In Austria, The Jews writes, Jews constituted 25% of the students while constituting less than 5% of the population; in Hungary they constituted 30.27% of the students while constituting 4.9% of the population. But in Russia, it notes, it was found in 1899 that of the 16,170 students enrolled in the country’s nine universities, 1,757 were Jews.

“They thus constituted 10.9 percent of the total number of students, or 3.5 per 10,0000 population,” The Jews concludes. “When compared with conditions in the rest of Europe, where 25 to 30 percent of the students are Jewish, it appears that Russia has succeeded, in a great measure, in keeping them out of her own universities.”

The Jews notes that “there are about 3,000 Russian Jewish students in the universities of the countries just mentioned,” and, “If America and England are added, the number of Russian Jews compelled to seek a higher education abroad would be found to be enormous.”
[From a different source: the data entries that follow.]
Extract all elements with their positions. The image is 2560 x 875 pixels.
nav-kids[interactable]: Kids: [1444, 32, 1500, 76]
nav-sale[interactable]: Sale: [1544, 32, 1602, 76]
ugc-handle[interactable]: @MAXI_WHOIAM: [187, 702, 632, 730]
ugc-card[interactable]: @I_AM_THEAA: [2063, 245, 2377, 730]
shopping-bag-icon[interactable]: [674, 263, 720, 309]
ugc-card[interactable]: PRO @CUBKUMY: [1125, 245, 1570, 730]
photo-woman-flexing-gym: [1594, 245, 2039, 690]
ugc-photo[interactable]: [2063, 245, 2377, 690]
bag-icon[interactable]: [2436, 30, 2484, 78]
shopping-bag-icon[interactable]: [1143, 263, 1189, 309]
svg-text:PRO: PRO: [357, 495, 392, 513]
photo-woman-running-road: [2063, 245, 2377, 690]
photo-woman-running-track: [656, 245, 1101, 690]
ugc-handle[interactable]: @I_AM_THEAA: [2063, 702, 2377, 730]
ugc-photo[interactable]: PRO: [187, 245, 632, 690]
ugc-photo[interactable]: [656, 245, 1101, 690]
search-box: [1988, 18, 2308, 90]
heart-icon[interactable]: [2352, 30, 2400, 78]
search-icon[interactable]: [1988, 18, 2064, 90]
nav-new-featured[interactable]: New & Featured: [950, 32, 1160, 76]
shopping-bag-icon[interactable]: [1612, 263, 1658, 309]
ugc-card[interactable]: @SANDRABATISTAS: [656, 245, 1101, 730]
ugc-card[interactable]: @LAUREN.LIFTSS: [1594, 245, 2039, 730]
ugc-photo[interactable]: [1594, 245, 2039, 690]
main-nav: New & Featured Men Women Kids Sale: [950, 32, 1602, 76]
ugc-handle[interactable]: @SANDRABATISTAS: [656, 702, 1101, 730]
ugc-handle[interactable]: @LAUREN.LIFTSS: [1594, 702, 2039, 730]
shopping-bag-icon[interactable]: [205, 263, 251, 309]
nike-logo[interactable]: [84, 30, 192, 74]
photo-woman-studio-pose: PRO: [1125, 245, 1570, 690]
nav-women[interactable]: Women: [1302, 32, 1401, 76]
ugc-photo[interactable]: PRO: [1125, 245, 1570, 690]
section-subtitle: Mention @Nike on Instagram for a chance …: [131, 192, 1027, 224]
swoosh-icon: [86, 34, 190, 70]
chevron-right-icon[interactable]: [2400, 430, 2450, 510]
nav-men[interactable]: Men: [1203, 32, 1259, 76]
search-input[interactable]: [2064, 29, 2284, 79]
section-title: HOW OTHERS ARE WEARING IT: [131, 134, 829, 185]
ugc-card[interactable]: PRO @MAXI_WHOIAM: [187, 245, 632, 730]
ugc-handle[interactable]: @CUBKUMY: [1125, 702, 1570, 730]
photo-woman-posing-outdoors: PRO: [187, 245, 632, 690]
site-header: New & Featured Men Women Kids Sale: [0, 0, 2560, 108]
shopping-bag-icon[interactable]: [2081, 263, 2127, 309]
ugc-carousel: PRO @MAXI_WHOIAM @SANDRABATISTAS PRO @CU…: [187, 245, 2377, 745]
The Russian Revolution of 1905 led to the constitutional reform including a multi-party system and a Russian constitution and also resulted in the increase of the proportion of Jews in secondary schools and universities. The numerus clausus was abolished with the Revolution of 1917.

Other countries later introduced the numerus clausus. A number of European countries introduced it during the decades preceding World War 2 and a trend of Jewish exclusion existed in the United States during most of the first half of the 20th century.

(Sources include: Lucy S. Dawidowicz, The Golden Tradition: Jewish Life and Thought in Eastern Europe, Syracuse University Press, Syracuse, NY, 1996. Jewish Virtual Library. Trial and Error, the Autobiography of Chaim Weizman, East and West Library, London, 1950.)